A thought occurred to her, though, and she said, “You’re wondering if I traveled here alone. You want to make sure I don’t have a partner hiding out somewhere.”
He nodded. “The thought crossed my mind. I don’t want someone lurking in the trees, ready to clout me over the head. Or someone riding our back trail, waiting for the right time to ambush me and spring you.”
“You don’t trust me.” She wasn’t asking a question. For some reason, the realization that he was skeptical hurt her feelings, though she didn’t understand why she’d feel that way.
Being cautious made perfect sense in his line of work. John Hardin did a dangerous job and was probably used to outlaws and assorted ruffians trying to kill him. But the fact that he’d lumped her in with those sorts of people stung.
Of course he thinks you’d do something like that! He thinks you’re an awful person, Mary. He only knows the lies he’s been told.
A sense of sadness washed over her. When she made her move to escape, she’d just reinforce those lies. There wasn’t anything she could do about that, though. Going back to Fort Smith to face the Hanging Judge was absolutely out of the question.
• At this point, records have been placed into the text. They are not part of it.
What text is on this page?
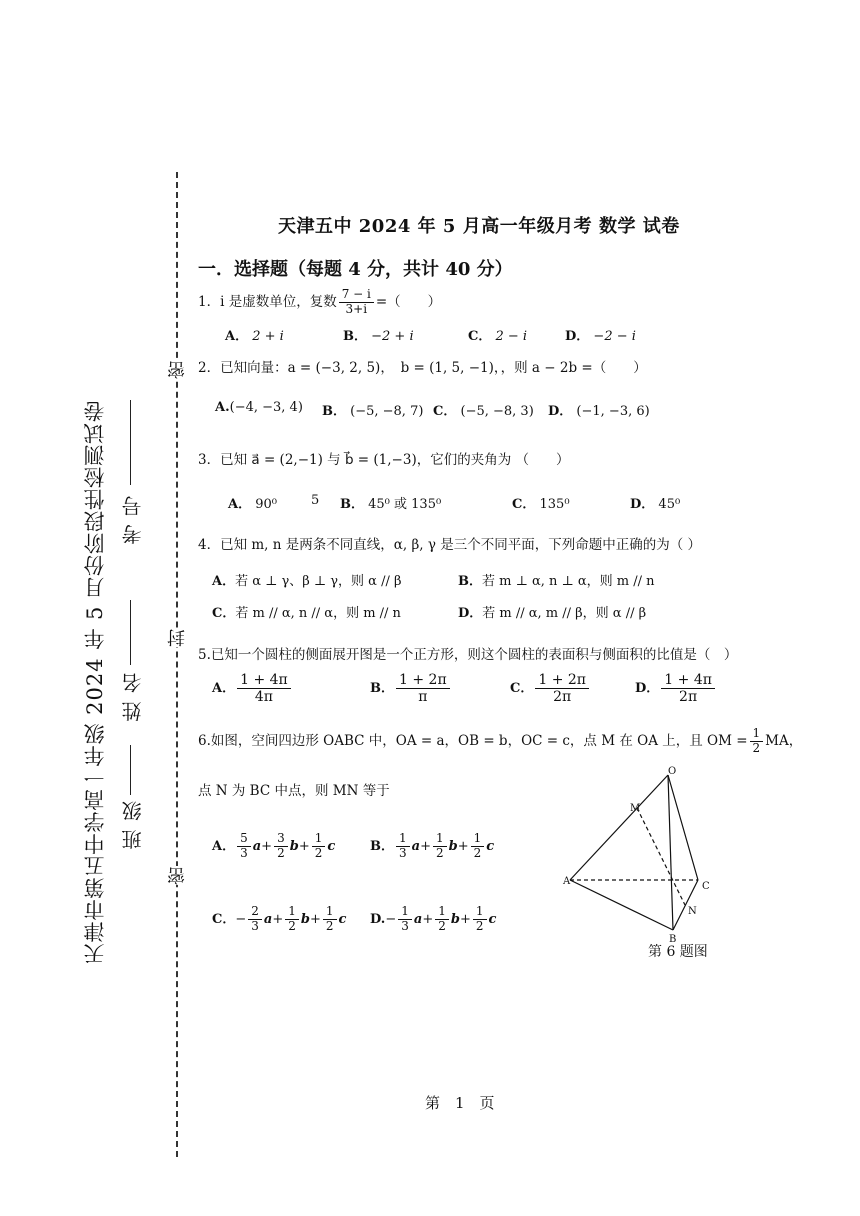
天津市第五中学高一年级 2024 年 5 月份阶段性检测试卷 班 级
姓 名
考 号
密
封
密
天津五中 2024 年 5 月高一年级月考 数学 试卷
一．选择题（每题 4 分，共计 40 分）
1．i 是虚数单位，复数 $\frac{7 - i}{3+i}$ =（　　）
A． 2 + i	B． −2 + i	C． 2 − i	D． −2 − i
2．已知向量：a = (−3, 2, 5)，　b = (1, 5, −1)，，则 a − 2b =（　　）
A.(−4, −3, 4) B． (−5, −8, 7) C． (−5, −8, 3) D． (−1, −3, 6)
3．已知 a⃗ = (2,−1) 与 b⃗ = (1,−3)，它们的夹角为 （　　）
A． 90⁰	5 B． 45⁰ 或 135⁰	C． 135⁰	D． 45⁰
4．已知 m, n 是两条不同直线，α, β, γ 是三个不同平面，下列命题中正确的为（ ）
A．若 α ⊥ γ、β ⊥ γ，则 α // β	B．若 m ⊥ α, n ⊥ α，则 m // n
C．若 m // α, n // α，则 m // n	D．若 m // α, m // β，则 α // β
5.已知一个圆柱的侧面展开图是一个正方形，则这个圆柱的表面积与侧面积的比值是（　）
A． $\frac{1 + 4\pi}{4\pi}$	B． $\frac{1 + 2\pi}{\pi}$	C． $\frac{1 + 2\pi}{2\pi}$	D． $\frac{1 + 4\pi}{2\pi}$
6.如图，空间四边形 OABC 中，OA = a，OB = b，OC = c，点 M 在 OA 上，且 OM = $\frac{1}{2}$ MA，
点 N 为 BC 中点，则 MN 等于
A． $\frac{5}{3} a+ \frac{3}{2} b+ \frac{1}{2}$ c	B． $\frac{1}{3} a+ \frac{1}{2} b+ \frac{1}{2}$ c
C．− $\frac{2}{3} a+ \frac{1}{2} b+ \frac{1}{2}$ c $D.- \frac{1}{3} a+ \frac{1}{2} b+ \frac{1}{2}$ c
O
M
A	C
N
B
第 6 题图
第　1　页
Anyway, it shouldn’t matter what he thought of her, she reminded herself. She’d never see him again after she broke free. He was just one stop along her journey.
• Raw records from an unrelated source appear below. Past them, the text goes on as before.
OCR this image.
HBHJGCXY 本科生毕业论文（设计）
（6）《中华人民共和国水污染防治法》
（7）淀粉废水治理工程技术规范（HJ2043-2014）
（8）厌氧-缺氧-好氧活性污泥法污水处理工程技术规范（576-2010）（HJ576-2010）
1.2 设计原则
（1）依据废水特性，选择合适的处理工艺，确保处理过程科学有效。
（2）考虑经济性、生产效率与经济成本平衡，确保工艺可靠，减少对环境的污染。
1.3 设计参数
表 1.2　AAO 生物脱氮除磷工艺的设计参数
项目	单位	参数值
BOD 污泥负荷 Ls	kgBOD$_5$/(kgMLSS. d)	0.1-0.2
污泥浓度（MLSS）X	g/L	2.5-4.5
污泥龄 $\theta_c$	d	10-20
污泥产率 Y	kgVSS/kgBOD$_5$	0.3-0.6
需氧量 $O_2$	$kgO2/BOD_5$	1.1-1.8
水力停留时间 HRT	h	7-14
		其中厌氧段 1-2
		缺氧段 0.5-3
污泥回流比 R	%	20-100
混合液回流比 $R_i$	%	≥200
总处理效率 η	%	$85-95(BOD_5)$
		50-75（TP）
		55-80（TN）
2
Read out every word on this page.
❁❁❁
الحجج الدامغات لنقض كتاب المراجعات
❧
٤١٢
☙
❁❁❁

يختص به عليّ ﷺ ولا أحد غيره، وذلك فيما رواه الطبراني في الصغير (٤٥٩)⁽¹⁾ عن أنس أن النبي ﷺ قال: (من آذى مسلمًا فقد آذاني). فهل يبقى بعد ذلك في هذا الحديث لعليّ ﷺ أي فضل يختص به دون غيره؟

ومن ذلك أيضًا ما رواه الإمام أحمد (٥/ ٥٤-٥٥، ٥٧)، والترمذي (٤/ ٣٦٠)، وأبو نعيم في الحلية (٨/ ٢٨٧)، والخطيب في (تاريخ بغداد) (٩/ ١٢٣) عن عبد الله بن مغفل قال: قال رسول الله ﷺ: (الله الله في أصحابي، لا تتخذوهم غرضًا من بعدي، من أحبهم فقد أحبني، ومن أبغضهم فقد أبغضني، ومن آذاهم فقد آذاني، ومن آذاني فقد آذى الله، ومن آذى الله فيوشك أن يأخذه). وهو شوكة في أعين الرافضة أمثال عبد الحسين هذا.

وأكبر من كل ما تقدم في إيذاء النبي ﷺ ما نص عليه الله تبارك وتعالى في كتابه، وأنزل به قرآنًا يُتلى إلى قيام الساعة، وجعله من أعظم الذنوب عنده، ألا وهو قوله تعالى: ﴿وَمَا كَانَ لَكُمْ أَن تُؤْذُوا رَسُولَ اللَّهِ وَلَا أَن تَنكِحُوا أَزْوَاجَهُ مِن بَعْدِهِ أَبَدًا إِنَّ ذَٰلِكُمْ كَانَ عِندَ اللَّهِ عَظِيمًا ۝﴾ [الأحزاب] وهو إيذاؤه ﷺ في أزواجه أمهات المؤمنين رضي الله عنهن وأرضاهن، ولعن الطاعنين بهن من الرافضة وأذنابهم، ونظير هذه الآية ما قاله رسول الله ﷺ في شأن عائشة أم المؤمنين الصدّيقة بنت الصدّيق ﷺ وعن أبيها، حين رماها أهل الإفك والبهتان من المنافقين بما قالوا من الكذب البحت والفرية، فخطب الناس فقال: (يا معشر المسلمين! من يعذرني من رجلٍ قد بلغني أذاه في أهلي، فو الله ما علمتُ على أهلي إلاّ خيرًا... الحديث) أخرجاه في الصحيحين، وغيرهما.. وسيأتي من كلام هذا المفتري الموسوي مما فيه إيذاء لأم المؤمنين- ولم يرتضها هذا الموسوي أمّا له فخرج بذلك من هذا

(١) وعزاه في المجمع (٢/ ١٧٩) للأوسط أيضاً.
One handsome, sexy, glorious-to-look-at stop.
But he was also irrelevant. Months from now, she most likely wouldn’t even remember him.
“You are my prisoner, ma’am,” he said, further reaffirming his notions of her.
At least he was being polite about it, she thought. Many men out there on the frontier, when they’d discovered she was unmarried, not a mother, and that she even knew outlaws, considered her as nothing but a whore and treated her as such.
John Hardin at least seemed different in that regard.